March 3, 2023 | NEWS | By Isabella Ingersoll, Co-Editor-In-Chief

On Wednesday evening, Colorado College’s Kathryn Mohrman Theatre welcomed Michelle Alexander, lawyer, civil rights activist, and author of “The New Jim Crow: Mass Incarceration in the Age of Colorblindness”.

The event centered around a faculty panel, where four CC professors each asked Alexander a question. These four professors were Elizabeth Coggins, associate professor of political science, Manya Whitaker, executive vice president, chief of staff and associate professor of education, Christopher Hunt, assistant professor of religion, and Doug Edlin, chair of political science. 

Alexander published “The New Jim Crow” in 2010. Aside from holding a spot on the New York Times bestseller list for over one year, the book has also sparked numerous new ideas and discussions surrounding criminal justice reform, abolition, and racism in this country. The book brings to light the policing tactics that disproportionately target Black and Brown men and funnel them into the carceral system. This process is the result of both undeniable societal racism and the war on drugs – ultimately revealing how the justice system is a system of controlling the lives and the communities of non-white Americans.

Professor Coggins began Wednesday’s conversation as one of the members of the faculty panel onstage. She asked Alexander to respond to one of the primary criticisms her book has received, which is that her examination of mass incarceration does not account for violent criminal offenders. 

In Alexander’s powerful, almost ten-minute long response, she explained how this criticism is a mere distraction from the fact that nonviolent drug offenders make up the majority of those currently incarcerated. The statistics surrounding incarceration are misleading and ultimately inaccurate, as they do not account for the lengths of prison sentences. Shorter periods of incarceration for non-violent crimes ensure that convicts are constantly cycling in and out of prison, while violent offenders, although much fewer in number overall, have longer sentences. 

Alexander stated that there is little correlation between violent crime and mass incarceration. Rather, practices of racial profiling, police brutality, and drug-law enforcement tactics constitute a large majority of the ten million annual arrests in the United States. 

“The New Jim Crow”does not include a chapter on violent crime. Alexander noted this was deeply intentional. She wanted to ensure she was not actively feeding into the attempt to change the subject, diverting attention away from the racism embedded in our criminal justice system. 

Later on, in response to a question from Professor Whitaker, Alexander acknowledged the recent rise of police brutality videos circling on social media and the news, a phenomenon not nearly as common when she published her book thirteen years ago.
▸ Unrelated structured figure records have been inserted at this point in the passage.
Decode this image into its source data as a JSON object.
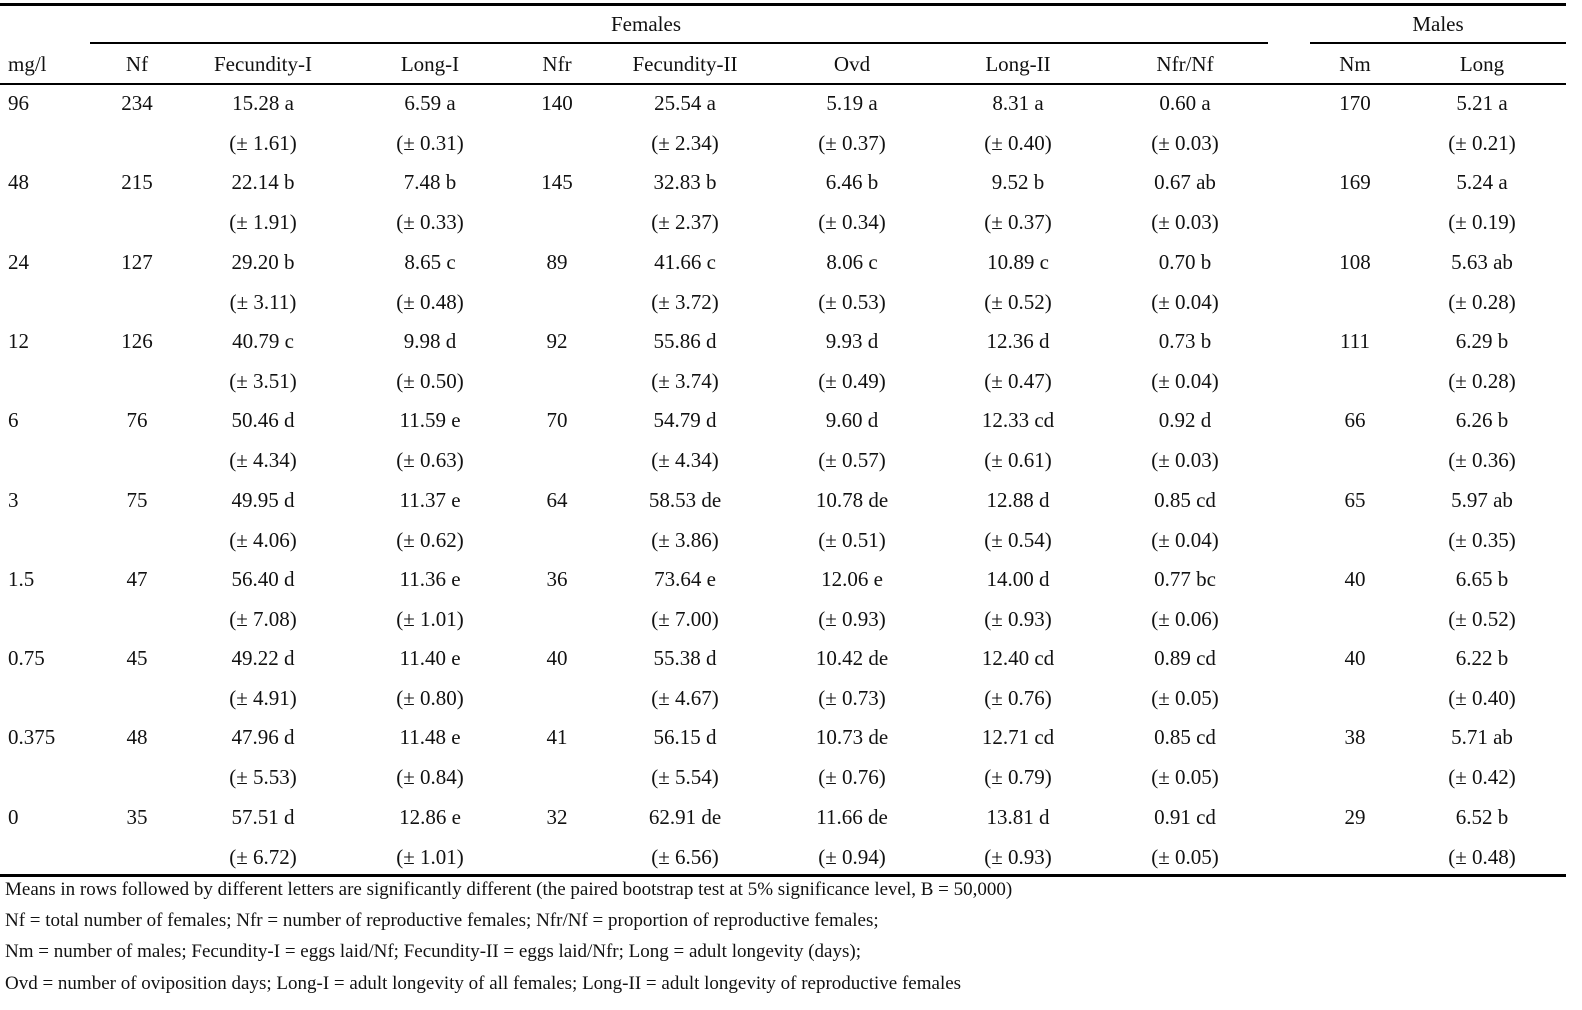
{
  "table": {
    "groups": [
      "Females",
      "Males"
    ],
    "columns": [
      "mg/l",
      "Nf",
      "Fecundity-I",
      "Long-I",
      "Nfr",
      "Fecundity-II",
      "Ovd",
      "Long-II",
      "Nfr/Nf",
      "Nm",
      "Long"
    ],
    "rows": [
      {
        "values": [
          "96",
          "234",
          "15.28 a",
          "6.59 a",
          "140",
          "25.54 a",
          "5.19 a",
          "8.31 a",
          "0.60 a",
          "170",
          "5.21 a"
        ],
        "errors": [
          null,
          null,
          "(± 1.61)",
          "(± 0.31)",
          null,
          "(± 2.34)",
          "(± 0.37)",
          "(± 0.40)",
          "(± 0.03)",
          null,
          "(± 0.21)"
        ]
      },
      {
        "values": [
          "48",
          "215",
          "22.14 b",
          "7.48 b",
          "145",
          "32.83 b",
          "6.46 b",
          "9.52 b",
          "0.67 ab",
          "169",
          "5.24 a"
        ],
        "errors": [
          null,
          null,
          "(± 1.91)",
          "(± 0.33)",
          null,
          "(± 2.37)",
          "(± 0.34)",
          "(± 0.37)",
          "(± 0.03)",
          null,
          "(± 0.19)"
        ]
      },
      {
        "values": [
          "24",
          "127",
          "29.20 b",
          "8.65 c",
          "89",
          "41.66 c",
          "8.06 c",
          "10.89 c",
          "0.70 b",
          "108",
          "5.63 ab"
        ],
        "errors": [
          null,
          null,
          "(± 3.11)",
          "(± 0.48)",
          null,
          "(± 3.72)",
          "(± 0.53)",
          "(± 0.52)",
          "(± 0.04)",
          null,
          "(± 0.28)"
        ]
      },
      {
        "values": [
          "12",
          "126",
          "40.79 c",
          "9.98 d",
          "92",
          "55.86 d",
          "9.93 d",
          "12.36 d",
          "0.73 b",
          "111",
          "6.29 b"
        ],
        "errors": [
          null,
          null,
          "(± 3.51)",
          "(± 0.50)",
          null,
          "(± 3.74)",
          "(± 0.49)",
          "(± 0.47)",
          "(± 0.04)",
          null,
          "(± 0.28)"
        ]
      },
      {
        "values": [
          "6",
          "76",
          "50.46 d",
          "11.59 e",
          "70",
          "54.79 d",
          "9.60 d",
          "12.33 cd",
          "0.92 d",
          "66",
          "6.26 b"
        ],
        "errors": [
          null,
          null,
          "(± 4.34)",
          "(± 0.63)",
          null,
          "(± 4.34)",
          "(± 0.57)",
          "(± 0.61)",
          "(± 0.03)",
          null,
          "(± 0.36)"
        ]
      },
      {
        "values": [
          "3",
          "75",
          "49.95 d",
          "11.37 e",
          "64",
          "58.53 de",
          "10.78 de",
          "12.88 d",
          "0.85 cd",
          "65",
          "5.97 ab"
        ],
        "errors": [
          null,
          null,
          "(± 4.06)",
          "(± 0.62)",
          null,
          "(± 3.86)",
          "(± 0.51)",
          "(± 0.54)",
          "(± 0.04)",
          null,
          "(± 0.35)"
        ]
      },
      {
        "values": [
          "1.5",
          "47",
          "56.40 d",
          "11.36 e",
          "36",
          "73.64 e",
          "12.06 e",
          "14.00 d",
          "0.77 bc",
          "40",
          "6.65 b"
        ],
        "errors": [
          null,
          null,
          "(± 7.08)",
          "(± 1.01)",
          null,
          "(± 7.00)",
          "(± 0.93)",
          "(± 0.93)",
          "(± 0.06)",
          null,
          "(± 0.52)"
        ]
      },
      {
        "values": [
          "0.75",
          "45",
          "49.22 d",
          "11.40 e",
          "40",
          "55.38 d",
          "10.42 de",
          "12.40 cd",
          "0.89 cd",
          "40",
          "6.22 b"
        ],
        "errors": [
          null,
          null,
          "(± 4.91)",
          "(± 0.80)",
          null,
          "(± 4.67)",
          "(± 0.73)",
          "(± 0.76)",
          "(± 0.05)",
          null,
          "(± 0.40)"
        ]
      },
      {
        "values": [
          "0.375",
          "48",
          "47.96 d",
          "11.48 e",
          "41",
          "56.15 d",
          "10.73 de",
          "12.71 cd",
          "0.85 cd",
          "38",
          "5.71 ab"
        ],
        "errors": [
          null,
          null,
          "(± 5.53)",
          "(± 0.84)",
          null,
          "(± 5.54)",
          "(± 0.76)",
          "(± 0.79)",
          "(± 0.05)",
          null,
          "(± 0.42)"
        ]
      },
      {
        "values": [
          "0",
          "35",
          "57.51 d",
          "12.86 e",
          "32",
          "62.91 de",
          "11.66 de",
          "13.81 d",
          "0.91 cd",
          "29",
          "6.52 b"
        ],
        "errors": [
          null,
          null,
          "(± 6.72)",
          "(± 1.01)",
          null,
          "(± 6.56)",
          "(± 0.94)",
          "(± 0.93)",
          "(± 0.05)",
          null,
          "(± 0.48)"
        ]
      }
    ],
    "footnotes": [
      "Means in rows followed by different letters are significantly different (the paired bootstrap test at 5% significance level, B = 50,000)",
      "Nf = total number of females; Nfr = number of reproductive females; Nfr/Nf = proportion of reproductive females;",
      "Nm = number of males; Fecundity-I = eggs laid/Nf;  Fecundity-II = eggs laid/Nfr; Long = adult longevity (days);",
      "Ovd = number of oviposition days; Long-I = adult longevity of all females; Long-II = adult longevity of reproductive females"
    ]
  }
}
From Alexander’s point of view, these videos present a complex duality: they provide assurance that the horrors of racialized police brutality are exposed, but also concurrently sensationalize Black trauma and perpetuate the system as a whole. 

Alexander explained how the firing or even prosecution of individual police officers for acts of brutality and misconduct reinforces the system. The removal of miscreant police officers is purely symbolic. This is perceived as removing a flaw from within the system, creating the false notion that the system overall is not flawed.

Alexander’s solution is to defund the law enforcement system in its current form, diverting that money towards improving educational and economic opportunities in America’s most vulnerable communities. Investment in these institutions would create alternative forms of security, thereby reducing the need for policing as a whole. 

At the end of the talk, members of the audience were invited to participate in a Q&A. Students and faculty members raised important questions, allowing Alexander to delve into more of her ideas surrounding the topics in her book. 

Alexander left the audience feeling deeply inspired. She planted ideas in their minds of mass organization and abolishing white supremacy, reminding them that liberation will only occur with unified solidarity. Her vision, and the vision she left in the minds of everyone who attended the talk, is building a radical new politics of multiracial, multiethnic solidarity.